Chi esalta gli evasori fiscali e strepita in continuazione contro lo “stato ladro” (in primis Oscar Giannino e tanti liberisti alle vongole, berlusconiani ecc), lo fa esclusivamente per giustificare in modo surrettizio l’evasione.

A lorsignori va rammentato che la necessità ineludibile di ridurre la pressione fiscale non può mai giustificare l’evasione!

Le tasse si pagano tutte, fino all’ultimo centesimo, dopodiché si ha pieno diritto a lamentarsi del fisco vessatorio o di come i propri soldi vengono impiegati per servizi scadenti, tenendo però bene a mente ciò che diceva un certo Lord Beveridge, e cioè che la lealtà fiscale è il prerequisito essenziale del welfare state, altrimenti lo stato sociale non può funzionare.
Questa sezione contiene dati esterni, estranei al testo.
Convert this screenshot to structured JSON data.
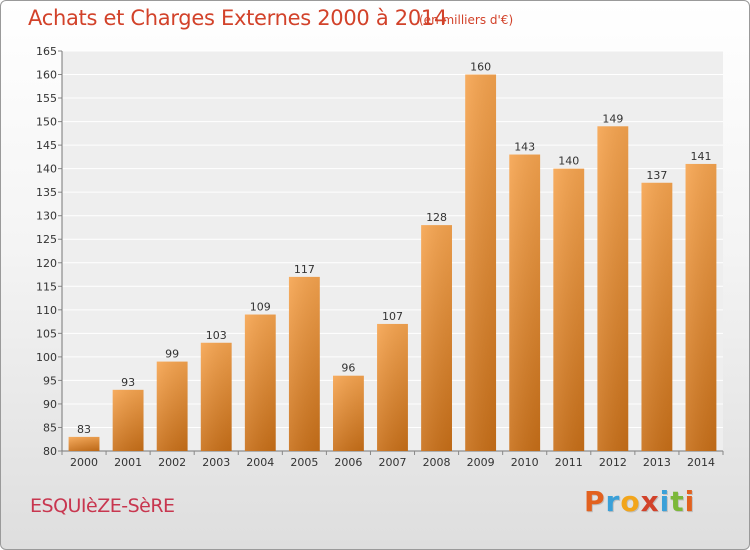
{
  "chart_data": {
    "type": "bar",
    "title": "Achats et Charges Externes 2000 à 2014",
    "subtitle": "(en milliers d'€)",
    "categories": [
      "2000",
      "2001",
      "2002",
      "2003",
      "2004",
      "2005",
      "2006",
      "2007",
      "2008",
      "2009",
      "2010",
      "2011",
      "2012",
      "2013",
      "2014"
    ],
    "values": [
      83,
      93,
      99,
      103,
      109,
      117,
      96,
      107,
      128,
      160,
      143,
      140,
      149,
      137,
      141
    ],
    "ylim": [
      80,
      165
    ],
    "yticks": [
      80,
      85,
      90,
      95,
      100,
      105,
      110,
      115,
      120,
      125,
      130,
      135,
      140,
      145,
      150,
      155,
      160,
      165
    ],
    "grid": true,
    "bar_color_top": "#f6a44f",
    "bar_color_bottom": "#c86f18",
    "title_color": "#d2422a"
  },
  "footer": {
    "commune": "ESQUIèZE-SèRE",
    "logo_letters": [
      {
        "ch": "P",
        "color": "#e2611f"
      },
      {
        "ch": "r",
        "color": "#3aa0d8"
      },
      {
        "ch": "o",
        "color": "#f2a51b"
      },
      {
        "ch": "x",
        "color": "#d2422a"
      },
      {
        "ch": "i",
        "color": "#3aa0d8"
      },
      {
        "ch": "t",
        "color": "#7cb83a"
      },
      {
        "ch": "i",
        "color": "#e2611f"
      }
    ]
  }
}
Chi non lo fa – diversi milioni di italiani – non va trattato con compiacenza, quasi fosse un eroe, ma alla stregua di un ladro, poiché perpetra un furto a danno della collettività; andrebbe perseguito penalmente, non blandito come fa l’attuale governo (attraverso condoni – la voluntary disclosure -, innalzamento dei limiti all’uso del contante, aumento delle soglie di non punibilità, solo per citare alcuni provvedimenti).

L’evasione e la corruzione sono piaghe che vanno contrastate con risolutezza fino a che non verranno debellate, se vogliamo diventare davvero un paese moderno e civile; al contempo, come seguitiamo a ripetere invano, va ridotta in modo consistente la tassazione (non sulla proprietà immobiliare ma sul lavoro) mediante tagli altrettanto corposi alla spesa corrente.